Pre-requisite Courses and Assumed Knowledge and Capabilities


Course Description

This course provides an introduction to the origin and evolution of planning and its implementation through the growth and development of towns and cities. In so doing, it aims to give you an understanding of how planning originated and developed over time, and how it has influenced cities and regions. 

The history of planning is one of grand ideas, idealism, institutionalism and activism. It also reflects wider social movements, utopian ideals, pragmatic reform, beneficial legacies and great mistakes. You will explore the origins and implications of the most significant ideas in the history of planning, some key developments in society, and be provided with a good understanding of the development of cities and urban settlement. 

Objectives/Learning Outcomes/Capability Development

Program Learning Outcomes 

Upon successful completion of this course, you will be able to:

  1. Compare and contrast ideas and movements in the history of planning 
  2. Explain the historical development of contemporary urban planning  
  3. Demonstrate understanding of the breadth of concerns in planning 
  4. Analyse and critique key developments in society and how these relate to planning 
  5. Develop and present lines of argument in  oral, written or other formats. 

Course Learning Outcomes 

You will be assessed on your development of the following program learning outcomes:

  • Critically analyse, synthesize and reflect on complex theories in urban planning and environmental management, both local and international, to extend and challenge knowledge and your scholarly and professional practice 
  • Apply a range of communication and management skills to engage effectively in interdisciplinary teams and with diverse stakeholder groups in a range of contexts, demonstrating cultural and social sensitivity, environmental stewardship and ethical and reflective practice.
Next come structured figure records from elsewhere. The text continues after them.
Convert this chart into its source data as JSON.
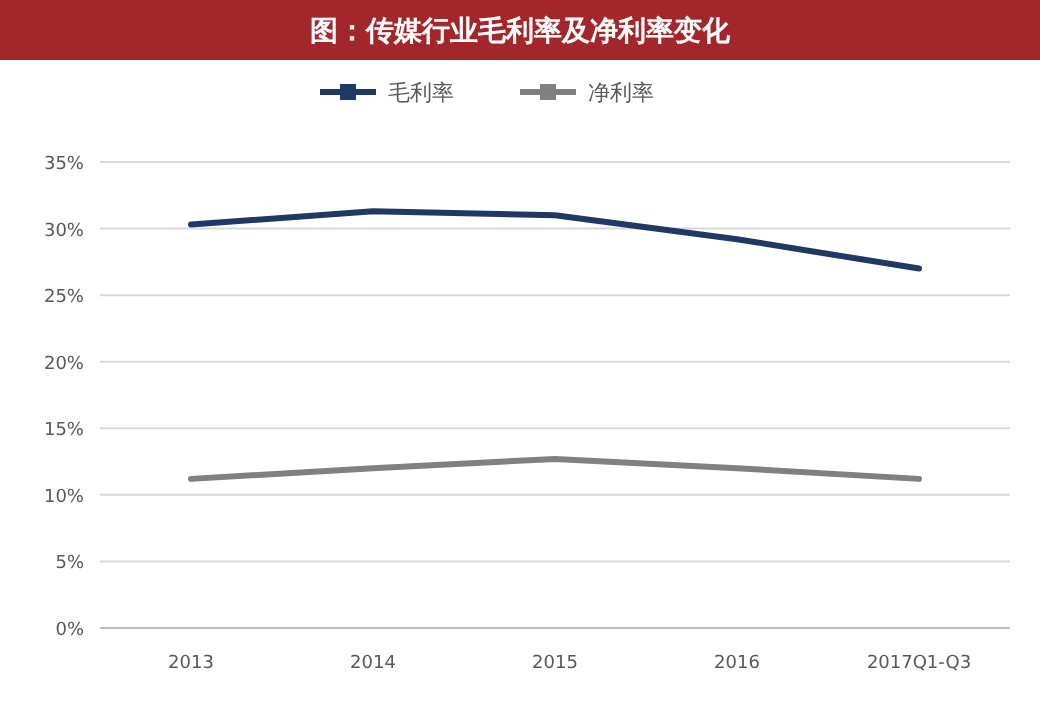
{
  "chart_data": {
    "type": "line",
    "title": "图：传媒行业毛利率及净利率变化",
    "categories": [
      "2013",
      "2014",
      "2015",
      "2016",
      "2017Q1-Q3"
    ],
    "series": [
      {
        "name": "毛利率",
        "color": "#1f3864",
        "values": [
          30.3,
          31.3,
          31.0,
          29.2,
          27.0
        ]
      },
      {
        "name": "净利率",
        "color": "#808080",
        "values": [
          11.2,
          12.0,
          12.7,
          12.0,
          11.2
        ]
      }
    ],
    "ylim": [
      0,
      35
    ],
    "yticks": [
      {
        "value": 0,
        "label": "0%"
      },
      {
        "value": 5,
        "label": "5%"
      },
      {
        "value": 10,
        "label": "10%"
      },
      {
        "value": 15,
        "label": "15%"
      },
      {
        "value": 20,
        "label": "20%"
      },
      {
        "value": 25,
        "label": "25%"
      },
      {
        "value": 30,
        "label": "30%"
      },
      {
        "value": 35,
        "label": "35%"
      }
    ],
    "grid": "y",
    "legend": "top",
    "marker": "none",
    "line_style": "solid"
  }
}
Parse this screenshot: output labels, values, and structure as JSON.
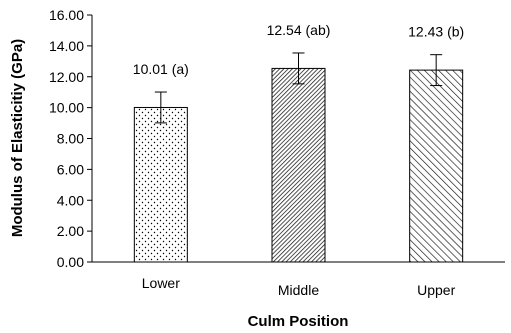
{
  "chart_data": {
    "type": "bar",
    "title": "",
    "xlabel": "Culm Position",
    "ylabel": "Modulus of Elasticitiy  (GPa)",
    "categories": [
      "Lower",
      "Middle",
      "Upper"
    ],
    "values": [
      10.01,
      12.54,
      12.43
    ],
    "error": [
      1.0,
      1.0,
      1.0
    ],
    "data_labels": [
      "10.01 (a)",
      "12.54 (ab)",
      "12.43 (b)"
    ],
    "patterns": [
      "dots",
      "dense-diagonal",
      "diagonal-hatch"
    ],
    "ylim": [
      0,
      16
    ],
    "yticks": [
      "0.00",
      "2.00",
      "4.00",
      "6.00",
      "8.00",
      "10.00",
      "12.00",
      "14.00",
      "16.00"
    ],
    "grid": false,
    "legend": "none"
  }
}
Overview of Learning Activities

You will be actively engaged in learning that involves a range of activities including lectures, workshops, guest presentations, field visits, group discussion, and group and individual research. 

Overview of Learning Resources

RMIT will provide you with resources and tools for learning in this course through our online systems. 

A list of recommended learning resources will be provided by your lecturer, including books, journal articles and web resources. You will also be expected to seek further resources relevant to the focus of your own learning. 

There are services available to support your learning through the University Library. The Library provides guides on academic referencing and subject specialist help as well as a range of study support services. For further information, please visit the Library page on the RMIT University website and the myRMIT student portal.

Overview of Assessment

You will be assessed on how well you meet the course’s learning outcomes and on your development against the program capabilities. Assessment may include critical essays, projects, presentations, and contributions to online forums. Tasks may be individual or group based. Feedback will be given on all assessment tasks.  

Assessment tasks: 

  1. Critical analysis of planning history (45%) (Linked to CLO 1, 2,)
  2. Reflective Report or diary (35%) (Linked to CLO 4, 5) 
  3. Presentation of learning that demonstrates that planning links to a historical context (20%) (Group Task Linked to CLO 3) 

If you have a long term medical condition and/or disability it may be possible to negotiate to vary aspects of the learning or assessment methods. You can contact the course coordinator or Equitable Learning Services if you would like to find out more.  

Your course assessment conforms to RMIT assessment principles, regulations, policies, procedures and instructions.